Вдруг без всякого предупреждения его вывела из летаргии острая боль, терзающая его губы. Во рту он почувствовал собственную кровь, горячую и соленую, он стал сталкивать ее с себя, но, несмотря на всю его силу, она вцепилась в него и продолжала сосать кровь из разорванной губы.
– Ах ты, сука е…ая! – Он попытался высвободиться, но она присосалась своими губами к его рваной нижней губе, как пиявка, а руками вцепилась в него, как сумасшедшая. Отпустив ее, он поднял руку и отвесил ей звонкую пощечину. Моментально губы ее разжались, и этого ему было достаточно, чтобы откатиться к краю кровати и вскочить на ноги. Горевшие свечи оплыли и потухли, и он на ощупь нашел подсвечник рядом с кроватью, нащупал трутницу, зажег фитиль и засветил свечу. Она лежала, распростершись на кровати, лицо и рот ее были вымазаны кровью. Он увидел, что из‑под подушки высовывались перья черного петуха, безжизненное тело которого было раздавлено тяжестью их тел, а безжизненные глаза его уставились на Рори.
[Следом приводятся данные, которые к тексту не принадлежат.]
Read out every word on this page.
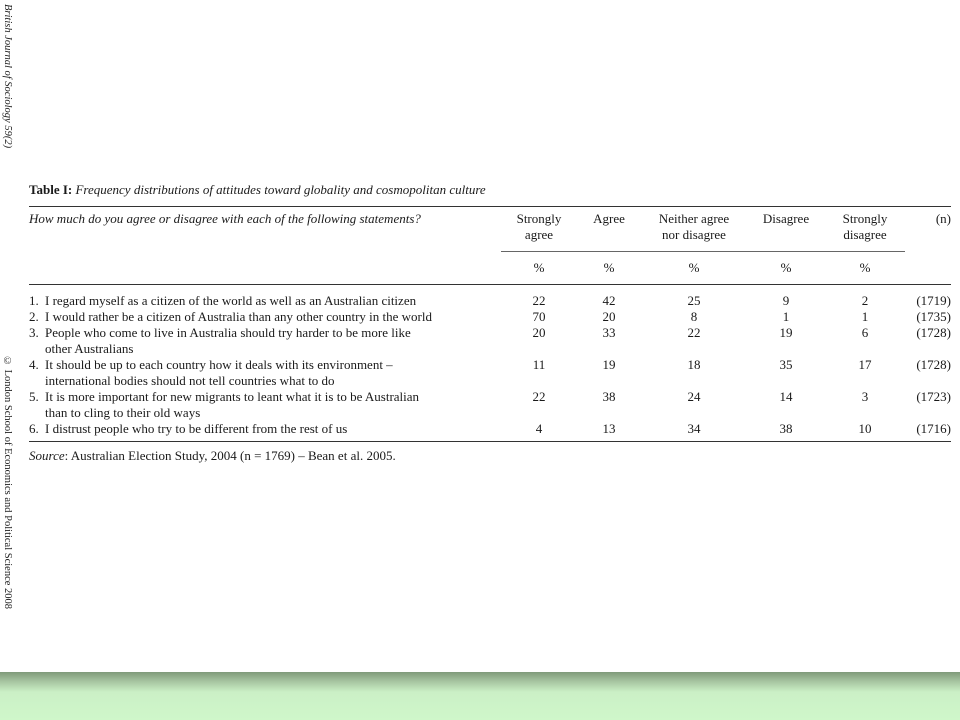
British Journal of Sociology 59(2)
© London School of Economics and Political Science 2008
Table I: Frequency distributions of attitudes toward globality and cosmopolitan culture
How much do you agree or disagree with each of the following statements?	Strongly
agree	Agree	Neither agree
nor disagree	Disagree	Strongly
disagree	(n)
	%	%	%	%	%	
1. I regard myself as a citizen of the world as well as an Australian citizen	22	42	25	9	2	(1719)
2. I would rather be a citizen of Australia than any other country in the world	70	20	8	1	1	(1735)
3. People who come to live in Australia should try harder to be more like
other Australians	20	33	22	19	6	(1728)
4. It should be up to each country how it deals with its environment –
international bodies should not tell countries what to do	11	19	18	35	17	(1728)
5. It is more important for new migrants to leant what it is to be Australian
than to cling to their old ways	22	38	24	14	3	(1723)
6. I distrust people who try to be different from the rest of us	4	13	34	38	10	(1716)
Source: Australian Election Study, 2004 (n = 1769) – Bean et al. 2005.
– Какого черта?.. – Он схватил мертвого петуха и швырнул его на пол. – Что здесь происходит? – Он взял простыню за уголок и приложил его к губе, чтобы остановить кровотечение.
Медленно, с кошачьей грацией она собиралась с силами. Одной рукой она терла щеку в том месте, где он ударил ее, но смотрела на него бесстрашно и нагло, даже вызывающе, алый язык ее слизывал кровь с губ. Приподняв одно плечо, она показала на Рори пальцем, проведя им от глаз вниз по его телу до опавшей плоти.
– Марая ни за что не отдаст тебя другой женщине, великан. И никогда. Никому. Ты ей слишком нравишься. Марая оставляет тебя для себя. Ни одна женщина не сможет больше прикоснуться к тебе. Никогда.
– Это ты так думаешь, черномазая сука. А теперь убирайся. – Он шагнул к краю кровати и занес руку, чтобы ударить ее, но она бросилась поперек скомканных простыней и обвила его ноги руками. Вопреки его желанию ощущение ее горячей плоти, прижавшейся к нему, остановило его поднятую руку. Она медленно опустилась на ее густые черные волосы. Ее окровавленные губы ласкали его до тех пор, пока он не собрался с духом и не отогнул ей голову назад. Она смотрела на него снизу.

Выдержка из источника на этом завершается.